CVE Vulnerabilities

CVE-2024-31223

Exposure of Sensitive System Information to an Unauthorized Control Sphere

Published: Jul 03, 2024 | Modified: Jul 03, 2024
CVSS 3.x
N/A
Source:
NVD
CVSS 2.x
RedHat/V2
RedHat/V3
Ubuntu

Fides is an open-source privacy engineering platform, and SERVER_SIDE_FIDES_API_URL is a server-side configuration environment variable used by the Fides Privacy Center to communicate with the Fides webserver backend. The value of this variable is a URL which typically includes a private IP address, private domain name, and/or port. A vulnerability present starting in version 2.19.0 and prior to version 2.39.2rc0 allows an unauthenticated attacker to make a HTTP GET request from the Privacy Center that discloses the value of this server-side URL. This could result in disclosure of server-side configuration giving an attacker information on server-side ports, private IP addresses, and/or private domain names. The vulnerability has been patched in Fides version 2.39.2rc0. No known workarounds are available.

Weakness

The product does not properly prevent sensitive system-level information from being accessed by unauthorized actors who do not have the same level of access to the underlying system as the product does.

Extended Description

Network-based products, such as web applications, often run on top of an operating system or similar environment. When the product communicates with outside parties, details about the underlying system are expected to remain hidden, such as path names for data files, other OS users, installed packages, the application environment, etc.
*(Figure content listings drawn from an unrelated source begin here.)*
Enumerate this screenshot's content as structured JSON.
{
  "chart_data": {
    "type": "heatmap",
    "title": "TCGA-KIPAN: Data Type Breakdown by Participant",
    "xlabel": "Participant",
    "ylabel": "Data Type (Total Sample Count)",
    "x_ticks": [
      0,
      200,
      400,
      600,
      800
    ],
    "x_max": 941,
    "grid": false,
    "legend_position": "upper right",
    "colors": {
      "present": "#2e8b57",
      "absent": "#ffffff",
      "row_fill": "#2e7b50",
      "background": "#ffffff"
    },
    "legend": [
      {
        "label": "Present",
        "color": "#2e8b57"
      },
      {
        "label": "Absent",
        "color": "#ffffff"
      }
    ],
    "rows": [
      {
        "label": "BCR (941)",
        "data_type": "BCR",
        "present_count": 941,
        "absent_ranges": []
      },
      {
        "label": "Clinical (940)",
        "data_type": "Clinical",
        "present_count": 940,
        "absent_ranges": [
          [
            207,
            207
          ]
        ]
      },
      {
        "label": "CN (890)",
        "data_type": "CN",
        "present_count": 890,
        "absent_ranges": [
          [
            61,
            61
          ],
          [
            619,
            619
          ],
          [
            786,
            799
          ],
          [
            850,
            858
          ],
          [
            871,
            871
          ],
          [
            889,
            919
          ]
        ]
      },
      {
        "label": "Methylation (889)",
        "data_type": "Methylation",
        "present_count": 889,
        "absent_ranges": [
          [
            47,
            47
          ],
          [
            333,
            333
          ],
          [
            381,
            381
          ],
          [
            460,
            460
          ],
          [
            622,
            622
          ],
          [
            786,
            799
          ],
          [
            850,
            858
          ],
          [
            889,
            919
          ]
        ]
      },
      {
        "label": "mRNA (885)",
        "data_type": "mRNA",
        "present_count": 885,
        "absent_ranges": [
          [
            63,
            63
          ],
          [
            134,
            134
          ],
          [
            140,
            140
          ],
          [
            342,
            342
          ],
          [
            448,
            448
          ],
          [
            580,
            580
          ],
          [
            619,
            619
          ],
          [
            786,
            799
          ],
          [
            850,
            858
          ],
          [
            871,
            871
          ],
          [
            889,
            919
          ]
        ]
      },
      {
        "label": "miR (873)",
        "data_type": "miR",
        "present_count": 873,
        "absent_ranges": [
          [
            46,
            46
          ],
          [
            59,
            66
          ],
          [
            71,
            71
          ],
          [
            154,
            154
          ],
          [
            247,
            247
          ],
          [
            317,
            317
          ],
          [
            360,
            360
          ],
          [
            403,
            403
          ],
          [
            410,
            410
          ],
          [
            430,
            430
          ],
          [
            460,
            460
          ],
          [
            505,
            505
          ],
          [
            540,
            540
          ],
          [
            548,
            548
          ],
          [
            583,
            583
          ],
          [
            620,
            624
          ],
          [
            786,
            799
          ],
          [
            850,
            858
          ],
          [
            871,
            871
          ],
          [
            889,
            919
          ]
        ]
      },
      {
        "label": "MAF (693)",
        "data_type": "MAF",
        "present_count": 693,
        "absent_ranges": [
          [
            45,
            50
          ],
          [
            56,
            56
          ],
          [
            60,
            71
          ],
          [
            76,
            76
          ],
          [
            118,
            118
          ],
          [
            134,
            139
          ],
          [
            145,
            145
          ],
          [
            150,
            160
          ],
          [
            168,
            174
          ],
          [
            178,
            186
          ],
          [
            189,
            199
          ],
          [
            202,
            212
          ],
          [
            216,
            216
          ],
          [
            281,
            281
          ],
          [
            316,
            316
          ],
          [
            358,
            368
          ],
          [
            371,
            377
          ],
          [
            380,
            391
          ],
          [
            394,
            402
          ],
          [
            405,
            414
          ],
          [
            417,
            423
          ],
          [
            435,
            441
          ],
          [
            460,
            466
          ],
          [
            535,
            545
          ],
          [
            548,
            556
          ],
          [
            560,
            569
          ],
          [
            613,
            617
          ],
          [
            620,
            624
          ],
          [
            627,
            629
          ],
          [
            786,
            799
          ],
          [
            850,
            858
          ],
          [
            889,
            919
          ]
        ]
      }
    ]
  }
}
This system information may be provided by the product itself, or buried within diagnostic or debugging messages. Debugging information helps an adversary learn about the system and form an attack plan. An information exposure occurs when system data or debugging information leaves the program through an output stream or logging function that makes it accessible to unauthorized parties. Using other weaknesses, an attacker could cause errors to occur; the response to these errors can reveal detailed system information, along with other impacts. An attacker can use messages that reveal technologies, operating systems, and product versions to tune the attack against known vulnerabilities in these technologies. A product may use diagnostic methods that provide significant implementation details such as stack traces as part of its error handling mechanism.